The Pacific Northwest city is the first in the U.S. to reject new transportation and storage infrastructure for all fossil fuel exports.
Local and regional climate change activists deliver a standing ovation as the Portland, Ore. city council votes to ban fossil fuel export infrastruture. (Photo: 350PDX)
Nov 13, 2015· 1 MIN READ
Emily J. Gertz is an associate editor for environment and wildlife at TakePart.

Clean energy advocates in the United States have added another win to their recent string of victories on Thursday, as Portland, Oregon became the first city in the U.S. to ban all new oil, coal, or natural gas export infrastructure.

“We need to take more action to address climate disruption,” city Commissioner Amanda Fritz said about the decision. “We need to push for phasing out fossil fuels sooner rather than later. All responsible politicians and decision makers need to be taking similar steps.”

It’s not the first time this year that Portland has been in the climate change limelight. Back in July, the world watched as activists succeeded in descending from one of the city’s many bridges to block—briefly—an icebreaker ship from leaving a local repair dock to join Shell Oil’s drilling fleet in the Arctic Ocean.

RELATED: Protesters Dangle From Bridge to Prevent Shell Oil Ship's Departure

After listening to testimony from dozens of the resolution’s supporters, Portland’s city council voted 5-0 to ban new projects dedicated to transporting or storing fossil fuels intended for overseas markets.

Adriana Voss-Andreae, director of the Portland climate action group 350PDX, said that grassroots action has been key to the passage of the new law.

“Even with the talks in Paris coming up, even in the best circumstances it’s not going to be enough,” said Voss-Andreae, referring to the upcoming international climate conference in December, where nations are supposed to finalize a new treaty to both curb and adapt to global warming.

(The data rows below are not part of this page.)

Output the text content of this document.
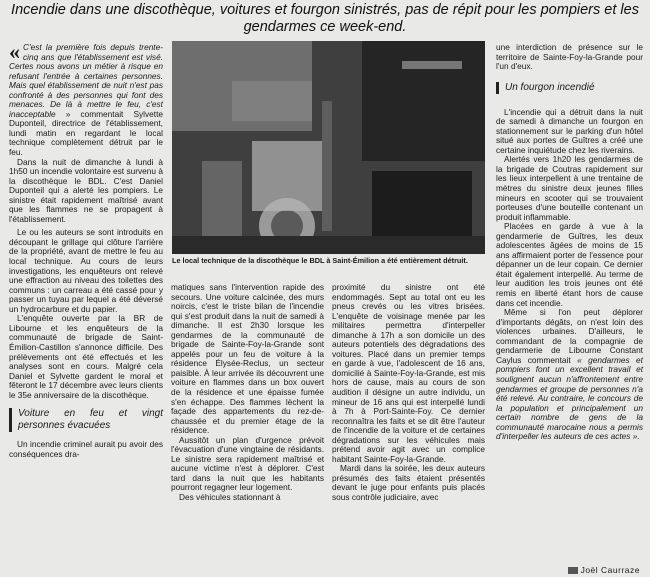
Incendie dans une discothèque, voitures et fourgon sinistrés, pas de répit pour les pompiers et les gendarmes ce week-end.

« C'est la première fois depuis trente-cinq ans que l'établissement est visé. Certes nous avons un métier à risque en refusant l'entrée à certaines personnes. Mais quel établissement de nuit n'est pas confronté à des personnes qui font des menaces. De là à mettre le feu, c'est inacceptable » commentait Sylvette Duponteil, directrice de l'établissement, lundi matin en regardant le local technique complètement détruit par le feu.

Dans la nuit de dimanche à lundi à 1h50 un incendie volontaire est survenu à la discothèque le BDL. C'est Daniel Duponteil qui a alerté les pompiers. Le sinistre était rapidement maîtrisé avant que les flammes ne se propagent à l'établissement.

Le ou les auteurs se sont introduits en découpant le grillage qui clôture l'arrière de la propriété, avant de mettre le feu au local technique. Au cours de leurs investigations, les enquêteurs ont relevé une effraction au niveau des toilettes des communs : un carreau a été cassé pour y passer un tuyau par lequel a été déversé un hydrocarbure et du papier.

L'enquête ouverte par la BR de Libourne et les enquêteurs de la communauté de brigade de Saint-Émilion-Castillon s'annonce difficile. Des prélèvements ont été effectués et les analyses sont en cours. Malgré cela Daniel et Sylvette gardent le moral et fêteront le 17 décembre avec leurs clients le 35e anniversaire de la discothèque.

Voiture en feu et vingt personnes évacuées

Un incendie criminel aurait pu avoir des conséquences dra-

Le local technique de la discothèque le BDL à Saint-Émilion a été entièrement détruit.

matiques sans l'intervention rapide des secours. Une voiture calcinée, des murs noircis, c'est le triste bilan de l'incendie qui s'est produit dans la nuit de samedi à dimanche. Il est 2h30 lorsque les gendarmes de la communauté de brigade de Sainte-Foy-la-Grande sont appelés pour un feu de voiture à la résidence Élysée-Reclus, un secteur paisible. À leur arrivée ils découvrent une voiture en flammes dans un box ouvert de la résidence et une épaisse fumée s'en échappe. Des flammes lèchent la façade des appartements du rez-de-chaussée et du premier étage de la résidence.

Aussitôt un plan d'urgence prévoit l'évacuation d'une vingtaine de résidants. Le sinistre sera rapidement maîtrisé et aucune victime n'est à déplorer. C'est tard dans la nuit que les habitants pourront regagner leur logement.

Des véhicules stationnant à

proximité du sinistre ont été endommagés. Sept au total ont eu les pneus crevés ou les vitres brisées. L'enquête de voisinage menée par les militaires permettra d'interpeller dimanche à 17h a son domicile un des auteurs potentiels des dégradations des voitures. Placé dans un premier temps en garde à vue, l'adolescent de 16 ans, domicilié à Sainte-Foy-la-Grande, est mis hors de cause, mais au cours de son audition il désigne un autre individu, un mineur de 16 ans qui est interpellé lundi à 7h à Port-Sainte-Foy. Ce dernier reconnaîtra les faits et se dit être l'auteur de l'incendie de la voiture et de certaines dégradations sur les véhicules mais prétend avoir agit avec un complice habitant Sainte-Foy-la-Grande.

Mardi dans la soirée, les deux auteurs présumés des faits étaient présentés devant le juge pour enfants puis placés sous contrôle judiciaire, avec

une interdiction de présence sur le territoire de Sainte-Foy-la-Grande pour l'un d'eux.

Un fourgon incendié

L'incendie qui a détruit dans la nuit de samedi à dimanche un fourgon en stationnement sur le parking d'un hôtel situé aux portes de Guîtres a créé une certaine inquiétude chez les riverains.

Alertés vers 1h20 les gendarmes de la brigade de Coutras rapidement sur les lieux interpellent à une trentaine de mètres du sinistre deux jeunes filles mineurs en scooter qui se trouvaient porteuses d'une bouteille contenant un produit inflammable.

Placées en garde à vue à la gendarmerie de Guîtres, les deux adolescentes âgées de moins de 15 ans affirmaient porter de l'essence pour dépanner un de leur copain. Ce dernier était également interpellé. Au terme de leur audition les trois jeunes ont été remis en liberté étant hors de cause dans cet incendie.

Même si l'on peut déplorer d'importants dégâts, on n'est loin des violences urbaines. D'ailleurs, le commandant de la compagnie de gendarmerie de Libourne Constant Caylus commentait « gendarmes et pompiers font un excellent travail et soulignent aucun n'affrontement entre gendarmes et groupe de personnes n'a été relevé. Au contraire, le concours de la population et principalement un certain nombre de gens de la communauté marocaine nous a permis d'interpeller les auteurs de ces actes ».

Joël Caurraze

“The real change is happening at the city level,” she said. “We know how huge the problem ahead of us is, but we’ve become more hopeful than ever that people will rise up everywhere and take leadership at the local level.”

The oil and gas industry has proposed nearly 30 new fuel transportation, storage, and shipping projects across the Pacific Northwest, hoping to more easily move oil and gas from the middle of the continent to energy-hungry customers in Asia.

Portland’s move to block such projects comes barely a week after President Obama, citing both poor economic returns and high climate risks, rejected the proposed Keystone XL pipeline. Keystone was intended to transport crude oil across six states and 1,700 miles, from the tar sands of Alberta, Canada to ports on the Gulf of Mexico coast.

RELATED: Obama Ups the Ante for Paris with Rejection of Keystone Pipeline

According to the environmental think tank Sightline, the proposed new infrastructure would have five times the capacity of the Keystone XL pipeline, which was projected to move up to 35 million gallons of oil a day.

Portland’s city commissioners will deliver “specific code language to implement the policy” in early 2016, said Fritz. These will include measures to assist blue-collar workers affected by shrinking oil and natural gas use to find equally skilled jobs in renewable energy, home energy retrofitting, and earthquake resilience.

“We’re not just leaving people behind,” said Voss-Andreae. “The city’s going to do what it can to transition in just way, by retraining workers to, maybe, move from the old fossil fuel industry to the new, clean energy economy.”